Monday, May. 17, 1999
On Strange Ground
By John Skow
Annie Proulx twirls words like a black-hat badman twirling Colts, fires them off for the sheer hell of it, blam, blam, no thought of missing, empty beer cans jump in the dust, misses one, laughs, reloads, blams some more. Something like that.
Words won her the Pulitzer for The Shipping News, no question. The novel itself doesn't really track. The main character is gaumless in the first chapters and a functioning human male at the end, simply because the author has decreed a character transplant. But Proulx's language does not admit "yes, but" or "really?" When it works, which is most of the time, it sweeps aside all ideas, her own and the reader's, and allows no response except banging the hands together. Without this mad blaze of confidence, her next novel might have been a hanky dampener. Accordion Crimes traces an old green accordion from hand to calloused hand among turn-of-the-century Italian and German immigrants in New Orleans and the lower Mississippi. Told by Proulx, it makes a wonderfully strong, rowdy book.
And here's the sound of Close Range: Wyoming Stories (Scribner; 285 pages; $25), her new collection of short stories: "Pake knew a hundred dirt road shortcuts, steering them through scabland and slope country, in and out of the tiger shits..." (the reader fumbles this one but is swept on) "... over the tawny plain still grooved with pilgrim wagon ruts, into early darkness and the first storm laying down black ice, hard orange dawn, the world smoking, snaking dust devils on bare dirt, heat boiling out of the sun until the paint on the truck hood curled, ragged webs of dry rain that never hit the ground..." On this fine recitation goes, by sheer loopy eloquence getting a couple of beat-up bull riders from rodeo to rodeo in their falling-apart pickup, ending with, "...turning into midnight motel entrances with RING OFFICE BELL signs or steering onto the black prairie for a stunned hour of sleep." That's in a story called The Mud Below, and it just about nails pickup trucks and rodeo soldiers.
These pieces are, for the most part, Wyoming grotesques. The people are hard, and the view bleak, tending toward melancholy. Brokeback Mountain is a surprise, the matter-of-fact, sorrowing, sketched life of a cowboy and his friend, married men, ordinary sorts, who over the decades never fully realize that they are gay. Real guys aren't gay, because, sex aside, they don't know how to be gay. A story called The Half-Skinned Steer is as grim as its title, and it begins, "In the long unfurling of his life, from tight-wound kid hustler in a wool suit riding the train out of Cheyenne to geriatric limper in this spooled-out year, Mero had kicked down thoughts of the place where he began, a so-called ranch on strange ground at the south hinge of the Big Horns."

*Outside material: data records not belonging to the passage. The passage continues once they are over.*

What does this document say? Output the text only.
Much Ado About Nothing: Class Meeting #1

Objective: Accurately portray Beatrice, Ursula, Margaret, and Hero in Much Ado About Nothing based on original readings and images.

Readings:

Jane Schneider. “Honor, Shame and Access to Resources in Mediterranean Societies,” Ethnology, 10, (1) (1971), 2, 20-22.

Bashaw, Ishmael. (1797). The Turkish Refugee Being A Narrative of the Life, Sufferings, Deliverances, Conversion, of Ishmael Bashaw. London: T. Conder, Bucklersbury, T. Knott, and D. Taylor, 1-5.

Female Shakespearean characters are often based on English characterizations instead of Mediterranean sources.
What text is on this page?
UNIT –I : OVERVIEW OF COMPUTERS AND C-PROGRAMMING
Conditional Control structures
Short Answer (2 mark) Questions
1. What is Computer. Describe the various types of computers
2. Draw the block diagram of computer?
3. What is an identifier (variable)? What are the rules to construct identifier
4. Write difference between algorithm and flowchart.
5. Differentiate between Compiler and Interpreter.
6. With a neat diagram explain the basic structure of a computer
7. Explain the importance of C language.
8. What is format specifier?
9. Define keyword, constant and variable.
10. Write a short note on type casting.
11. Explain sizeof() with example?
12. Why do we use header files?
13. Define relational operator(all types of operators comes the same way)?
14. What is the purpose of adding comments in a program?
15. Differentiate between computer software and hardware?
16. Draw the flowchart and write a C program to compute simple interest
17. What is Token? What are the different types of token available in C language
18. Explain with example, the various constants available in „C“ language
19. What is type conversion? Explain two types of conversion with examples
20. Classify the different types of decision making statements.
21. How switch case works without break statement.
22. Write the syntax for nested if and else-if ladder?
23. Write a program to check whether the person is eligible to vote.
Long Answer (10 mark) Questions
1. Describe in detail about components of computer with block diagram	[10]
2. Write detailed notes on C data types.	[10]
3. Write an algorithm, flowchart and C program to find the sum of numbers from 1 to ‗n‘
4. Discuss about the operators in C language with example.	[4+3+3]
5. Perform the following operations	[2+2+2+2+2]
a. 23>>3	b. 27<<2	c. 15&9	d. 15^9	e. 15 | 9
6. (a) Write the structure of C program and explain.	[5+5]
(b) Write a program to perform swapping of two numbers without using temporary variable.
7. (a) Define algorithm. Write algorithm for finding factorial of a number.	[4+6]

This is a remarkable sentence. There's not a flabby or unnecessary phrase, and no evidence of virtuoso preening, of an author too appreciatively tasting her own words. "Spooled-out year" and "kicked down" suggest a man who tossed his mental baggage together in a hurry, and "strange ground" says something of where he is going. As always, when signs are this clear that an author knows her trade, the reader signs on for the journey.